Capital Controls Coming to Russia?


If the ruble has another week like this, it’s almost inevitable:

The currency has been in freefall since Saudi Arabia and the Gulf states vetoed calls by weaker Opec members for a cut in crude oil output, a move viewed by the Kremlin as a strategic attack on Russia.

A fresh plunge in Brent prices to a five-year low of $67.50 a barrel on Monday caused the dam to break, triggering a 9pc slide in the rouble in a matter of hours.

Analysts said it took huge intervention by the Russian central bank to stop the rout and stablize the rouble at 52.07 to the dollar. “They must have spent billions,” said Tim Ash, at Standard Bank.

It is extremely rare for a major country to collapse in this fashion, and the trauma is likely to have political consequences. “This has become disorderly. There are no real buyers of the rouble. We know that voices close to president Vladimir Putin want capital controls, and we cannot rule this out,” said Lars Christensen, at Danske Bank.

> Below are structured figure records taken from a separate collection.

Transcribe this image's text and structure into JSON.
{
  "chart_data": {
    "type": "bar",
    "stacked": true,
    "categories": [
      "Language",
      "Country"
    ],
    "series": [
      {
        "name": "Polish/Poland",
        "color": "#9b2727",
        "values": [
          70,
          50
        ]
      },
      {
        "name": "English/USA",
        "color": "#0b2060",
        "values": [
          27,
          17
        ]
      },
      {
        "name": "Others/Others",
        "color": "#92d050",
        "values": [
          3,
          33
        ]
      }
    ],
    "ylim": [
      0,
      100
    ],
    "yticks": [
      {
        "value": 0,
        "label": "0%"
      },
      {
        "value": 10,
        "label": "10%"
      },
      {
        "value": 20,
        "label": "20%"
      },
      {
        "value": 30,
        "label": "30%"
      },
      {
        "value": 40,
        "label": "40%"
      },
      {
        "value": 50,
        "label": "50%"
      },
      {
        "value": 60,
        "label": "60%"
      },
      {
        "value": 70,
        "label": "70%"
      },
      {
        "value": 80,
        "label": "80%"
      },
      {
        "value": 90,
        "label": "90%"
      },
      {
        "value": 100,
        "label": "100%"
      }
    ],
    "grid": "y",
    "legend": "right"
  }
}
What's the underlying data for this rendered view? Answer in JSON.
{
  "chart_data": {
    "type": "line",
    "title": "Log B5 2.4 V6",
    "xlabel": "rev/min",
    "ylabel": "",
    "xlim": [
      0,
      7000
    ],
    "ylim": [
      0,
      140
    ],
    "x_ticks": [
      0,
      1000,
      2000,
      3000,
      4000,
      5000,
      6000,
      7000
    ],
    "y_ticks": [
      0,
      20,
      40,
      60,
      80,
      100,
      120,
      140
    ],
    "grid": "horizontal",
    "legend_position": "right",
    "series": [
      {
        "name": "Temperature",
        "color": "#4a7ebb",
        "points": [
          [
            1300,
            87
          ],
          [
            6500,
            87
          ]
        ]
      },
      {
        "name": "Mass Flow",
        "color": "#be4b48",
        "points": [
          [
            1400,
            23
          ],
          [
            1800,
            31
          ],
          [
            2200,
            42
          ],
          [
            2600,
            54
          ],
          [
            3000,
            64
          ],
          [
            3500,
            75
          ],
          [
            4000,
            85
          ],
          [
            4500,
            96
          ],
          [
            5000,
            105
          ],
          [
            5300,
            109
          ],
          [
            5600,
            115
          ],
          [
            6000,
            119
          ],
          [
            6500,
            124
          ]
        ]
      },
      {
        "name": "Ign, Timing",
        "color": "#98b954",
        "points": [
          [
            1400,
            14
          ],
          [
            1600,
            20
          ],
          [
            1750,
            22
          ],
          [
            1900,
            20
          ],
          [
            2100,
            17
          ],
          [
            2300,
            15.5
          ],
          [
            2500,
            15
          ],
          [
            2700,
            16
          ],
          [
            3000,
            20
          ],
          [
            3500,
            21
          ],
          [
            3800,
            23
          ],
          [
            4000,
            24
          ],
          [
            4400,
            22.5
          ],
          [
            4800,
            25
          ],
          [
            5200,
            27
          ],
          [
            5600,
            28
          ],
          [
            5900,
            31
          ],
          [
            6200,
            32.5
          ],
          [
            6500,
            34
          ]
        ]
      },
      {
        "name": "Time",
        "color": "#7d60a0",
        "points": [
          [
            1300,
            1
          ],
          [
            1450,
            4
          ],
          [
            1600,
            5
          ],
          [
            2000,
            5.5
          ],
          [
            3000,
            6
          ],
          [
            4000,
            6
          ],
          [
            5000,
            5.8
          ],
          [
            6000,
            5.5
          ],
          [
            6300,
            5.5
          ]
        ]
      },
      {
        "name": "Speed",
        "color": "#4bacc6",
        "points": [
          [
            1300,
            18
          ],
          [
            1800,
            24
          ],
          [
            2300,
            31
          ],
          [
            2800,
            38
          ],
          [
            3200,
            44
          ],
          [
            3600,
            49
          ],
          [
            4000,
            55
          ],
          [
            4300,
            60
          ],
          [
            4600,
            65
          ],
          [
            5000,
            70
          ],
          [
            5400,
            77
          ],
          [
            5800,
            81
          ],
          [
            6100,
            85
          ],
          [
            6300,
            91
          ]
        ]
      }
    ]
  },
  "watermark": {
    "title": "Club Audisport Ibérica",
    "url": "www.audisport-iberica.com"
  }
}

Back in the bad old days, the official exchange rate for the Soviet ruble was… whatever it was. It isn’t worth remembering because the rate was a pure fiction. There was the official exchange rate, and then there was how many dollars you could actually get for a ruble — which was significantly less. When Western companies were allowed, in very limited numbers and in very limited ways, to do business in the USSR, the real trick was figuring out a way to repatriate any profits, because the ruble was just no good. And — we mustn’t forget this one tiny little detail — it was forbidden, comrade, to remove any rubles from the USSR.

Pepsi struck a sort of high-class barter arrangement: In exchange for selling Pepsi the babushkas in Russia, it could export Beluga caviar to the West. I’ve forgotten what mad scheme McDonalds had come up with to justify its massive Moscow outlet in the mid-’80s, but the USSR collapsed too soon after for it to matter.

It looks like the bad old days are coming back, as Putin’s neo-Soviet foreign and domestic policies drive Russia to its inevitable ruin.